I don’t know what Sister Harmony is going to do until she bangs on the locked door and shouts through it, “Help! Help, they’re in here! Save us! They’ll kill us all!” She shoves me back against the wall, and Vee realizes what she’s doing before I do, because I see the gleam of that knife in her hand. I don’t want to use mine. I pick up a table instead and hold it.

There are other women coming toward us. I count five, plus a wispy blonde girl of about ten, and the babies and little kids. The other women are milling around, shouting. Some are kneeling and praying. Those are the ones Harmony can’t trust, I realize. The ones who won’t fight. Or who believe too much to try.

Harmony smashes a plank on the floor with the heel of her shoe, and beneath it is a white sack. She pulls it out and dumps the contents on the floor. Kitchen knives. She must have taken them gradually, I guess. There aren’t enough for everyone.

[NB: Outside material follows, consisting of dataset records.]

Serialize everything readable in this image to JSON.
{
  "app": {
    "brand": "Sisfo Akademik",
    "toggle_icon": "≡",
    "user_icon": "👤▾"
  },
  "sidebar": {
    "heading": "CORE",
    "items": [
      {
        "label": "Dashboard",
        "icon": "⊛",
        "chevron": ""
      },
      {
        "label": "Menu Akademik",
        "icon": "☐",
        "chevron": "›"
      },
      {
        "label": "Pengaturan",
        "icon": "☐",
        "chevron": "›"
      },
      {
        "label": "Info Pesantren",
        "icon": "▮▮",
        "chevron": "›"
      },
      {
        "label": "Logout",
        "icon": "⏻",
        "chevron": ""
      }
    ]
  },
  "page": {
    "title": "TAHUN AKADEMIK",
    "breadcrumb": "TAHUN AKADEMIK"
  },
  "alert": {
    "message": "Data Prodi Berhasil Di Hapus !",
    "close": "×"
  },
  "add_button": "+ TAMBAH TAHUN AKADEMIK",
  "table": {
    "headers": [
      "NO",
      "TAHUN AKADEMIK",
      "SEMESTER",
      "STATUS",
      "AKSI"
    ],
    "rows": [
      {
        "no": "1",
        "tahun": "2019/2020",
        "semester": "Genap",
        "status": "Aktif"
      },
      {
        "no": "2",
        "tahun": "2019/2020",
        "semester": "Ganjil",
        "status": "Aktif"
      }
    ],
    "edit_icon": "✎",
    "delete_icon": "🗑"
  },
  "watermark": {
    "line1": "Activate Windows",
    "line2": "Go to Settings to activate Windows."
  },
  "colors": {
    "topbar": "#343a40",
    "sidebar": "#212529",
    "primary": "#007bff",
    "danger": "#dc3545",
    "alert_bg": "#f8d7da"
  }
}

Vee’s turning her switchblade restlessly over and over in her hand. There’s a tense brilliance in her eyes that makes me worry she’s going to do something stupid. But I’m holding a table. Maybe I should use the knife instead.

The door slams open before I decide, missing Sister Harmony, and as a man charges in with a gun she buries a kitchen knife in his forearm. The gun goes off, but it fires into the floorboards. I back up. I know I should be doing something, but I don’t know what; I just know that everything seems to slow down, that I feel hot and clumsy, and people are in my way.

And then everything focuses and there’s an opening. I swing my table and connect with the side of his head; he staggers. I drop the table and shove him, and he stumbles, off balance. Vee trips him, and I watch him crash to the floor. He looked angry when he came in the door, but now it’s turned to shock. And as he realizes what’s really happening, he’s scared. He’s down on his stomach, squirming to get up.

I should get something to tie him up, I think, and I look around, but before I can find anything Sister Harmony’s dropped down on his back as he tries to rise, and with one quick thrust, she puts her kitchen knife in the back of his neck. I see it happen, and I don’t really understand it for a second, not until he goes still. It’s fast and clean, and I only realize that he’s dead a few slow seconds later. I don’t know how I feel. I only know that she’s crying, and she says—not to us, to him—“This time you’re the one who’s culled.”

Sister Harmony scoops up the gun before Vee can make a try for it, and the older woman raises it, covering the open doorway. “Vera, Connor, take the sisters and children to the RV, and find a way out of here.”

“Aren’t you coming?” I ask her. I know I should be afraid of her. Horrified, too; she just killed someone. But she’s like Mom, a warrior, protecting those she loves. I grab a little kid who’s crying by the hand, then pick him up. He’s heavier than I expected. Warmer.